The researchers found these results by measuring the Plasma Adrenomedullin levels of each participant before and after the program. Adrenomedullin is the cardiovascular response our body has when exposed to stress. Typically, the more stressed a person feels, the higher the levels will be. At the end of the study, researchers noted that the plasma ADM levels of the yoga control group had dropped significantly, suggesting their stress levels had greatly diminished.
What is the Best Yoga Style for Stress Relief?
While yoga, in general, can help to lower high-stress levels, certain styles of yoga and specific poses can be particularly beneficial.
Many yogis find slow styles of yoga, like yin and restorative, to be the most calming and soothing. This is because they promote stillness and have more mindfulness and meditative aspects.
Still, other people find Vinyasa and Ashtanga beneficial as the dynamic movement helps to move stagnant energy from the body while clearing negative thoughts from the mind. So it’s worth trying different styles to see what works best for you.
Yoga Nidra (an ancient yogic practice similar to a guided meditation) is also scientifically proven to reduce stress and anxiety. Aside from rebalancing the nervous system, it lowers cortisol levels and reduces physical symptoms of stress like tension and chronic pain. Plus, as Nidra is an entirely passive practice, it is accessible to all.

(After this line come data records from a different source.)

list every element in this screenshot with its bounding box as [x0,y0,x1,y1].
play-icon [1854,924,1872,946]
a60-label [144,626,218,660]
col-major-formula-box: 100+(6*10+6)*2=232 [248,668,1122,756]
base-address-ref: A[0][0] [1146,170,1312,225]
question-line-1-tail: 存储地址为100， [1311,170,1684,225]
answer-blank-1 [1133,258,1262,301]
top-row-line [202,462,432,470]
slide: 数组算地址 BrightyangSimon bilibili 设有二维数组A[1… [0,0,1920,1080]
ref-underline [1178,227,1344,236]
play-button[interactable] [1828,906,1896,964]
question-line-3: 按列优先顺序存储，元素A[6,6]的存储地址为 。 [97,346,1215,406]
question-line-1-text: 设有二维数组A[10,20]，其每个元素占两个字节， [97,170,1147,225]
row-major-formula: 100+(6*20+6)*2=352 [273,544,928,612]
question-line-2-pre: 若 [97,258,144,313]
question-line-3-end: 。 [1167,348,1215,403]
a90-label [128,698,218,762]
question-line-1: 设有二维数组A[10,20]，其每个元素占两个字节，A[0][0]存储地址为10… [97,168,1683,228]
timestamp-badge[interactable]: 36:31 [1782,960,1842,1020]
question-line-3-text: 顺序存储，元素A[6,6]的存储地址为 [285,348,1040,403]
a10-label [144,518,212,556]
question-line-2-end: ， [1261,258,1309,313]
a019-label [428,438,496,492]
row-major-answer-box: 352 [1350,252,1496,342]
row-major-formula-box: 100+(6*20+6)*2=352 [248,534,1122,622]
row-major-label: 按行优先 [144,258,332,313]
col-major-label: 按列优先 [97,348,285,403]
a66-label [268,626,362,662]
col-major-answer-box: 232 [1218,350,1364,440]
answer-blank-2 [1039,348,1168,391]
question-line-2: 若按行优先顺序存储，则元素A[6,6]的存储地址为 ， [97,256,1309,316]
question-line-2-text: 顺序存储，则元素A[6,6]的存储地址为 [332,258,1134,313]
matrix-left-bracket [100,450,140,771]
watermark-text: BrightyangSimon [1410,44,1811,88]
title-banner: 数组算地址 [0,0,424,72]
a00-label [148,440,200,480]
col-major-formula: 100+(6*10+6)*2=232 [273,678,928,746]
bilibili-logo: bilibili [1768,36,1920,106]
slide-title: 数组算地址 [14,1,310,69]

Best Yoga Poses For Stress Relief
When it comes to asanas, choose calming poses like forward folds rather than energizing ones like backbends. Here are five of the best stress-busting yoga postures:
- Child’s Pose – As one of the most nurturing asanas, the child’s pose feels like the earth is giving us a big hug and telling us everything will be ok.
- Standing Forward Fold – This pose allows us to (physically) hang loose, prompting our mind to do the same. As you let go of tension in your spine, shoulders, and hamstrings, you also start to feel your mental anguish melt away.
- Reclined Bound Angle Pose – Bringing a gentle stretch to the hips and chest, this heart-opener creates space in the body and the mind. Plus, placing a bolster under the spine creates a supportive sensation, allowing you to let go entirely.
- Supine Twist – This reclined twist helps release tension in the back and shoulders, where stress commonly appears. Plus, as this pose often signals the transition into savasana, our attention naturally turns inward, and our minds settle.
- Legs Up The Wall – This restorative inversion breaks up stagnating energy in the body while improving your circulation and lymph flow. As fresh blood flows to the brain, the fuzziness, exhaustion, and headaches diminish, leaving us calm and rejuvenated.
Although the postures above may have the most calming effect, no yoga poses will increase stress, so feel free to practice whichever asanas you prefer. When it comes to stress reduction, any type of yoga practice is better than none!
The same goes for the duration. If you don’t have one hour every day to spend on your mat, don’t worry. Focus on short but consistent practice rather than long but irregular sessions.
Final Thoughts On Yoga For Stress
Regular yoga practice reminds us to slow down, breathe and connect to the present moment. With a more mindful approach to life, we become less affected by the many minor stressors that occur every day.
So if you’re among the 77% of the population that feels regularly overburdened, allow yoga to relieve your everyday stress and alter your reaction to future stressors too!